Lumbar facet degeneration is a common cause of lower back pain that is not easily diagnosed or treated. Facet-related pain is difficult to diagnose, in view of the lack of specific clinical or radiologic findings (1). Diagnosis and treatment have traditionally been done by facet block injections, using fluoroscopy or CT-guidance as imaging modalities during the procedures. The value of facet injections has been debated in the literature. In studies of the therapeutic benefit of intraarticular injections, results have varied, with pain relief ranging from 13% to 90% (12, 13).

CTF is an imaging technique that has the potential of increasing the diagnostic accuracy and treatment of lumbar facet pain. CT fluoroscopy offers the spatial resolution of conventional CT with the real-time capabilities of sonography and thus provides numerous benefits during interventional procedures. Like sonography, CT fluoroscopy allows for the visualization of the needle tip or catheter tip throughout interventional procedures, but with greater contrast and spatial resolution.

Our results show a significant decrease in pain following lumbar facet injection. This was most likely due to increased specificity of needle placement. With the use of CT fluoroscopy, we were able to place needles directly into the facet joint, resulting in improved diagnostic accuracy and pain relief.

Another benefit of CT fluoroscopy is the reduction in needle placement times during interventional procedures when compared with the same procedures performed by using conventional CT (8). Although procedure times for the facet blocks were not recorded, other procedures at our hospital using CTF have had procedure times reduced by as much as 50%, and reports from other institutions show similar reductions in procedure times (3–9). This is due primarily because the physician performing the procedure is able to monitor the location of the needle or catheter at the patient’s side. During interventional procedures in which conventional CT is used, needle localization requires the physician to leave the room to perform a spot-check scan, resulting in longer procedure times.

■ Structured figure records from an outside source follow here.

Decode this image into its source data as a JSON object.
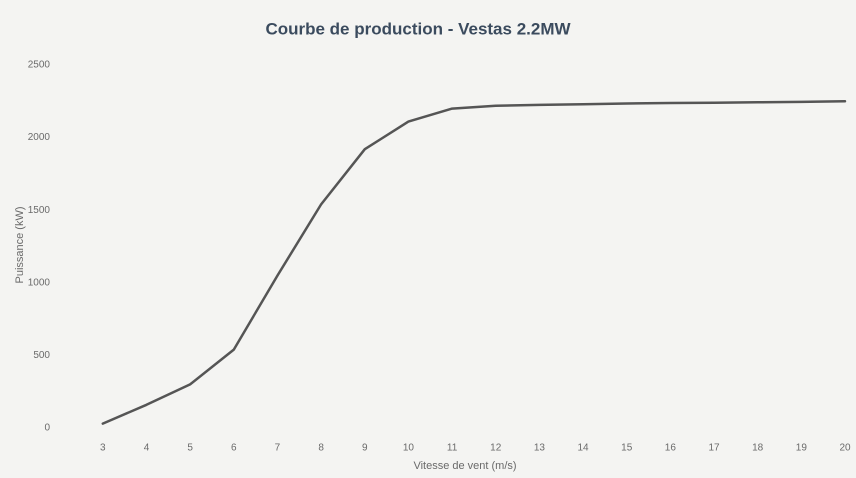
{
  "chart_data": {
    "type": "line",
    "title": "Courbe de production - Vestas 2.2MW",
    "x_label": "Vitesse de vent (m/s)",
    "y_label": "Puissance (kW)",
    "x": [
      3,
      4,
      5,
      6,
      7,
      8,
      9,
      10,
      11,
      12,
      13,
      14,
      15,
      16,
      17,
      18,
      19,
      20
    ],
    "values": [
      30,
      160,
      300,
      540,
      1050,
      1540,
      1920,
      2110,
      2200,
      2220,
      2225,
      2230,
      2235,
      2238,
      2240,
      2243,
      2246,
      2250
    ],
    "color": "#555555",
    "xlim": [
      2.5,
      20
    ],
    "xticks": [
      3,
      4,
      5,
      6,
      7,
      8,
      9,
      10,
      11,
      12,
      13,
      14,
      15,
      16,
      17,
      18,
      19,
      20
    ],
    "ylim": [
      0,
      2500
    ],
    "yticks": [
      0,
      500,
      1000,
      1500,
      2000,
      2500
    ],
    "grid": false
  }
}
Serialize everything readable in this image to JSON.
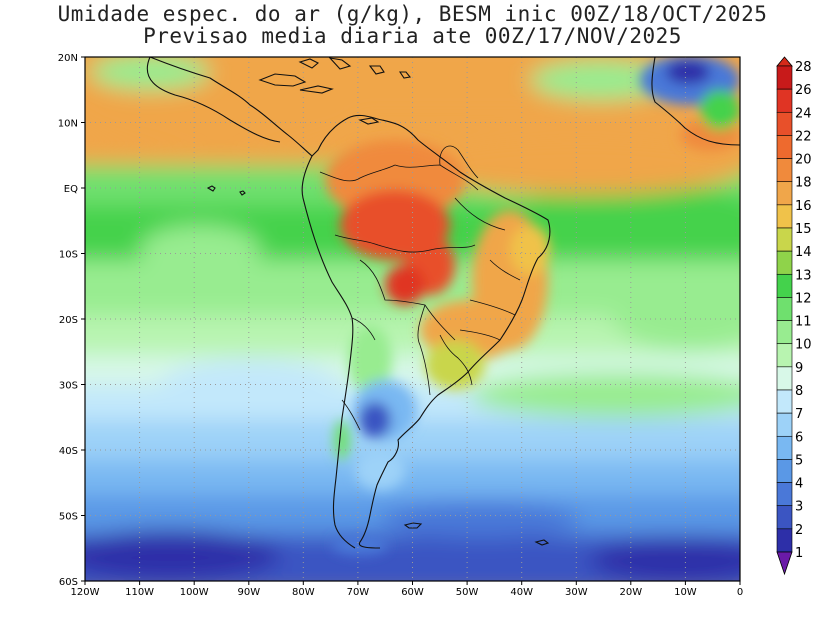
{
  "title": {
    "line1": "Umidade espec. do ar (g/kg), BESM inic 00Z/18/OCT/2025",
    "line2": "Previsao media diaria ate 00Z/17/NOV/2025"
  },
  "map": {
    "lon_labels": [
      "120W",
      "110W",
      "100W",
      "90W",
      "80W",
      "70W",
      "60W",
      "50W",
      "40W",
      "30W",
      "20W",
      "10W",
      "0"
    ],
    "lat_labels": [
      "20N",
      "10N",
      "EQ",
      "10S",
      "20S",
      "30S",
      "40S",
      "50S",
      "60S"
    ],
    "region": "South America and adjacent Atlantic/Pacific"
  },
  "colorbar": {
    "levels": [
      "1",
      "2",
      "3",
      "4",
      "5",
      "6",
      "7",
      "8",
      "9",
      "10",
      "11",
      "12",
      "13",
      "14",
      "15",
      "16",
      "18",
      "20",
      "22",
      "24",
      "26",
      "28"
    ],
    "colors": [
      "#4b1aa0",
      "#2d2fa8",
      "#3b55c2",
      "#4a78d8",
      "#5a98e6",
      "#79b8f2",
      "#9dd2f8",
      "#c2e8fb",
      "#d8f8e8",
      "#b8f4b0",
      "#98ec90",
      "#6fe06e",
      "#44d24c",
      "#8fd34a",
      "#c9d64b",
      "#f0c24a",
      "#f0a64a",
      "#f08a3c",
      "#ee6a2e",
      "#e8502a",
      "#e03424",
      "#c81a1a"
    ],
    "under_color": "#6a1aa8",
    "over_color": "#d42a1a"
  }
}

One risk associated with CT fluoroscopy is the potential for increased radiation exposure to patients and physicians. Typical radiation exposure factors during CT fluoroscopy were 80–120 kVp and 30–50 mA/s, with radiation dosage rates ranging between 20–60 Gy/min (4–6). Although Nawfel et al (14) reported radiation exposure in excess of conventional CT, several other studies have shown that radiation dose to the patient can actually be reduced. Studies conducted at the Mayo Clinic by Carlson et al (15) reported a 94% decrease in patient absorbed dose when CT fluoroscopy was compared with conventional CT. The use of the intermittent technique and low fluoroscopic parameters used during procedures were the primary reasons for this. To help reduce radiation exposure to physicians, several strategies have emerged. The use of lead aprons and lead shields can lower radiation exposure dramatically. Use of needle holders during the procedure, which avoids placing hands directly into the conventional radiographic beams, has also been shown to reduce radiation dosages significantly (9).

Conclusion

Our results indicate that CTF increases the diagnostic accuracy and therapeutic effect of lumbar facet blocks by allowing for increased specificity of needle placement. It also has the potential for decreasing procedure times and radiation exposure, benefiting both the patient and the practitioner. As this technology improves, its application will most likely increase in the future.